Table 1. Effect of plant growth regulators (PGRs) on callus induction from leaf of Dracocephalum rupestre
表1. 植物生长调节剂对毛建草叶片愈伤组织诱导的影响
The different letters in the same column mean the significant difference (P ≤ 0.05) by Duncan’s LSD Test. The same below.

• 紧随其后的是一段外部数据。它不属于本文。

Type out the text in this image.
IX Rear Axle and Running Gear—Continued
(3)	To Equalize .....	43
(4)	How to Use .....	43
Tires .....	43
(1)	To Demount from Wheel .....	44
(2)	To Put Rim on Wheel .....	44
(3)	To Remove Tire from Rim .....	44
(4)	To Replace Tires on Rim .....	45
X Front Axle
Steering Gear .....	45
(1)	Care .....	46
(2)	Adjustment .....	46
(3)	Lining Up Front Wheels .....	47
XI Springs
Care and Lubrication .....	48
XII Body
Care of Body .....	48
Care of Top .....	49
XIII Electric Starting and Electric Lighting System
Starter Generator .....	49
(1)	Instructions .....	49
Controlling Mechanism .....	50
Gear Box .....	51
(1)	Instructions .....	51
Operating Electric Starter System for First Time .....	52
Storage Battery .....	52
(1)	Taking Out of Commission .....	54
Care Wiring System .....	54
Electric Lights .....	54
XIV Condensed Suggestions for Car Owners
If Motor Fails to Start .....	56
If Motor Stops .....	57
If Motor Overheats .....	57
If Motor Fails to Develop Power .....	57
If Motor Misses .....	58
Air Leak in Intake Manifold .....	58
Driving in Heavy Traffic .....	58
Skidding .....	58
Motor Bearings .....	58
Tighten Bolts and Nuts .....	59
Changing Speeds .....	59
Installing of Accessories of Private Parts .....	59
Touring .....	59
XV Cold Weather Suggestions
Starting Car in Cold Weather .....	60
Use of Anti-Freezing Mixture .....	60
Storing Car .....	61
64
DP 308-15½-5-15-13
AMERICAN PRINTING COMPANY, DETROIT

表中不同字母表示邓肯氏最小显著差数测验差异显著(P ≤ 0.05)。下同。
3.1.2. 光周期对愈伤组织诱导的影响
外植体分别进行光培养与暗培养20 d,观察发现光培养与暗培养均能诱导愈伤组织形成。暗培养产生的愈伤组织出现早,平均7 d就能观察到愈伤产生,且体积大、质地松散、无法分化,须在光下培养2 周,并转绿后才能恢复分化能力。光培养条件下,至少5 d后才有愈伤组织生成,但愈伤组织颜色墨绿,质地紧密,瘤状结构明显;15 d后即可转入分化培养基,15 d内就能产生不定芽。
3.1.3. 继代次数对愈伤组织的影响
多次继代培养会使愈伤组织的结构和颜色发生明显变化(图1)。表2显示,随着继代次数的增加,愈伤组织逐渐失绿褐化,增殖能力下降,质地变得松散,瘤状结构消失,不定芽再生率也随之下降。特别是第4次继代后,愈伤组织严重褐化,产生不定芽的能力下降明显。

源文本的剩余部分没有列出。